Every aspect of this story is too terrible for words. Those two boys were born into civil war, to parents who fled with them. Their father tried to obtain legitimate passage to Canada, sponsored by his sister who has lived there – a legitimate emigrant – for the last two decades, working as a hairdresser. She campaigned constantly with politicians, law-makers and civil servants to have her brother’s case considered favourably, describing his plight to them. Through all that time, her brother, his wife and their two little boys waited patiently in Turkey for positive word from Canada. It was only when their application was turned down definitely – Mr Kurdi’s sister was told that her brother and his family did not qualify as genuine refugees – that he sought an alternative way out, into Europe via smugglers who would take him to the nearest Greek island.
He paid $2,000 for their trip on a crowded dinghy, and the rest is world news. Now he has returned to Syria with the bodies of his wife and sons, and buried them, he says he will not seek to leave his homeland again. He is 40 already; he wanted to go to Canada or Europe only for the sake of his sons and they are alive no longer. I looked at the press photographs of his sons’ final resting-place and the tears came flooding back – more terrible pathos. What is it? Above all, beyond the obvious grief for them, there is an overwhelming sense of anger at the sheer injustice of it all, the rabid unfairness of life, the way it is so random, pointless and often senseless. Instead of the bright Canadian or European future that could have been theirs, those boys ended up dead, wrapped in a shroud and committed to the desert earth, clouds of arid dust rising up as their corpses were covered, while shabby men – the press reports described them as “casually dressed” – stood about among the concrete breeze-blocks that roughly marked other graves.
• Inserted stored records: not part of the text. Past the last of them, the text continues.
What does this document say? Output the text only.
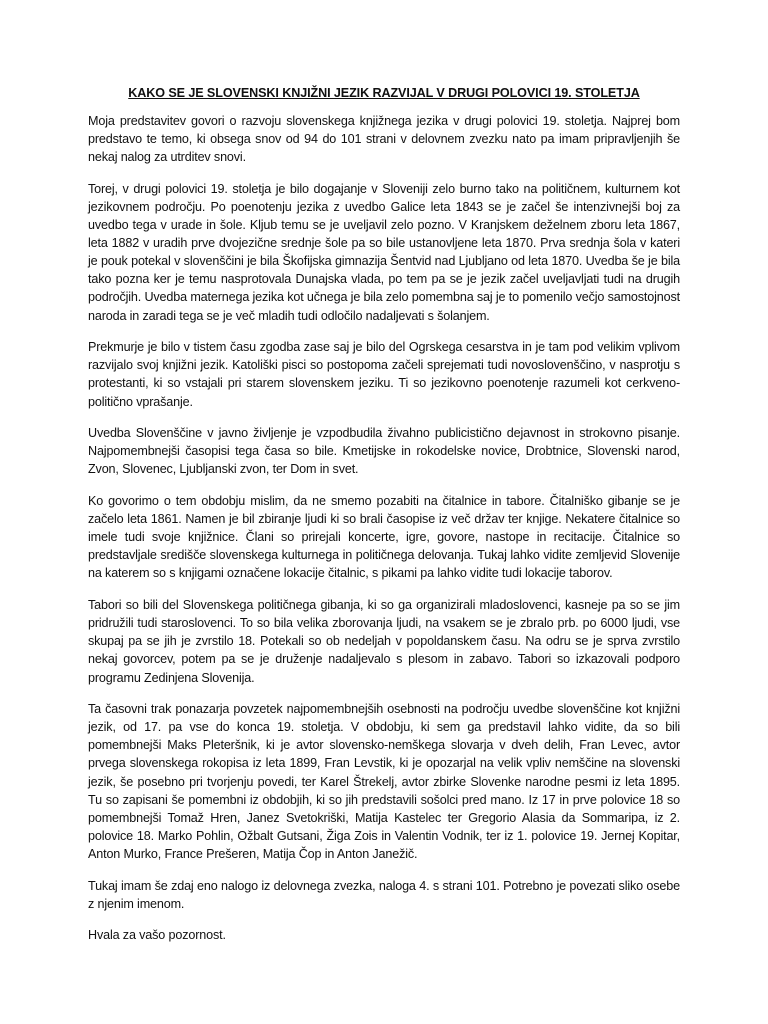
KAKO SE JE SLOVENSKI KNJIŽNI JEZIK RAZVIJAL V DRUGI POLOVICI 19. STOLETJA

Moja predstavitev govori o razvoju slovenskega knjižnega jezika v drugi polovici 19. stoletja. Najprej bom predstavo te temo, ki obsega snov od 94 do 101 strani v delovnem zvezku nato pa imam pripravljenjih še nekaj nalog za utrditev snovi.

Torej, v drugi polovici 19. stoletja je bilo dogajanje v Sloveniji zelo burno tako na političnem, kulturnem kot jezikovnem področju. Po poenotenju jezika z uvedbo Galice leta 1843 se je začel še intenzivnejši boj za uvedbo tega v urade in šole. Kljub temu se je uveljavil zelo pozno. V Kranjskem deželnem zboru leta 1867, leta 1882 v uradih prve dvojezične srednje šole pa so bile ustanovljene leta 1870. Prva srednja šola v kateri je pouk potekal v slovenščini je bila Škofijska gimnazija Šentvid nad Ljubljano od leta 1870. Uvedba še je bila tako pozna ker je temu nasprotovala Dunajska vlada, po tem pa se je jezik začel uveljavljati tudi na drugih področjih. Uvedba maternega jezika kot učnega je bila zelo pomembna saj je to pomenilo večjo samostojnost naroda in zaradi tega se je več mladih tudi odločilo nadaljevati s šolanjem.

Prekmurje je bilo v tistem času zgodba zase saj je bilo del Ogrskega cesarstva in je tam pod velikim vplivom razvijalo svoj knjižni jezik. Katoliški pisci so postopoma začeli sprejemati tudi novoslovenščino, v nasprotju s protestanti, ki so vstajali pri starem slovenskem jeziku. Ti so jezikovno poenotenje razumeli kot cerkveno-politično vprašanje.

Uvedba Slovenščine v javno življenje je vzpodbudila živahno publicistično dejavnost in strokovno pisanje. Najpomembnejši časopisi tega časa so bile. Kmetijske in rokodelske novice, Drobtnice, Slovenski narod, Zvon, Slovenec, Ljubljanski zvon, ter Dom in svet.

Ko govorimo o tem obdobju mislim, da ne smemo pozabiti na čitalnice in tabore. Čitalniško gibanje se je začelo leta 1861. Namen je bil zbiranje ljudi ki so brali časopise iz več držav ter knjige. Nekatere čitalnice so imele tudi svoje knjižnice. Člani so prirejali koncerte, igre, govore, nastope in recitacije. Čitalnice so predstavljale središče slovenskega kulturnega in političnega delovanja. Tukaj lahko vidite zemljevid Slovenije na katerem so s knjigami označene lokacije čitalnic, s pikami pa lahko vidite tudi lokacije taborov.

Tabori so bili del Slovenskega političnega gibanja, ki so ga organizirali mladoslovenci, kasneje pa so se jim pridružili tudi staroslovenci. To so bila velika zborovanja ljudi, na vsakem se je zbralo prb. po 6000 ljudi, vse skupaj pa se jih je zvrstilo 18. Potekali so ob nedeljah v popoldanskem času. Na odru se je sprva zvrstilo nekaj govorcev, potem pa se je druženje nadaljevalo s plesom in zabavo. Tabori so izkazovali podporo programu Zedinjena Slovenija.

Ta časovni trak ponazarja povzetek najpomembnejših osebnosti na področju uvedbe slovenščine kot knjižni jezik, od 17. pa vse do konca 19. stoletja. V obdobju, ki sem ga predstavil lahko vidite, da so bili pomembnejši Maks Pleteršnik, ki je avtor slovensko-nemškega slovarja v dveh delih, Fran Levec, avtor prvega slovenskega rokopisa iz leta 1899, Fran Levstik, ki je opozarjal na velik vpliv nemščine na slovenski jezik, še posebno pri tvorjenju povedi, ter Karel Štrekelj, avtor zbirke Slovenke narodne pesmi iz leta 1895. Tu so zapisani še pomembni iz obdobjih, ki so jih predstavili sošolci pred mano. Iz 17 in prve polovice 18 so pomembnejši Tomaž Hren, Janez Svetokriški, Matija Kastelec ter Gregorio Alasia da Sommaripa, iz 2. polovice 18. Marko Pohlin, Ožbalt Gutsani, Žiga Zois in Valentin Vodnik, ter iz 1. polovice 19. Jernej Kopitar, Anton Murko, France Prešeren, Matija Čop in Anton Janežič.

Tukaj imam še zdaj eno nalogo iz delovnega zvezka, naloga 4. s strani 101. Potrebno je povezati sliko osebe z njenim imenom.

Hvala za vašo pozornost.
As though it’s not enough that they were born into those conditions, but they have to be subjected to that terrible end by drowning and then the indignity of that burial followed by anonymity in the dust.
Those boys should have had a splendid grave and a permanent monument built to them. Their deaths – or more specifically, the photographs of the corpse of one of them – have changed public opinion on migration and refugees in our time. The truly callous and the indifferent carry on thinking the way they always did – nothing will change their opinion – but at least they now know better than to bother others by braying on with their unsavoury views, which means that the rest of us don’t have to listen to them. I’d say it also gives us licence to shut them up, with the requisite politeness that certain social situations demand. But quite frankly, at this stage, I’m not sure I’ll bother with the manners.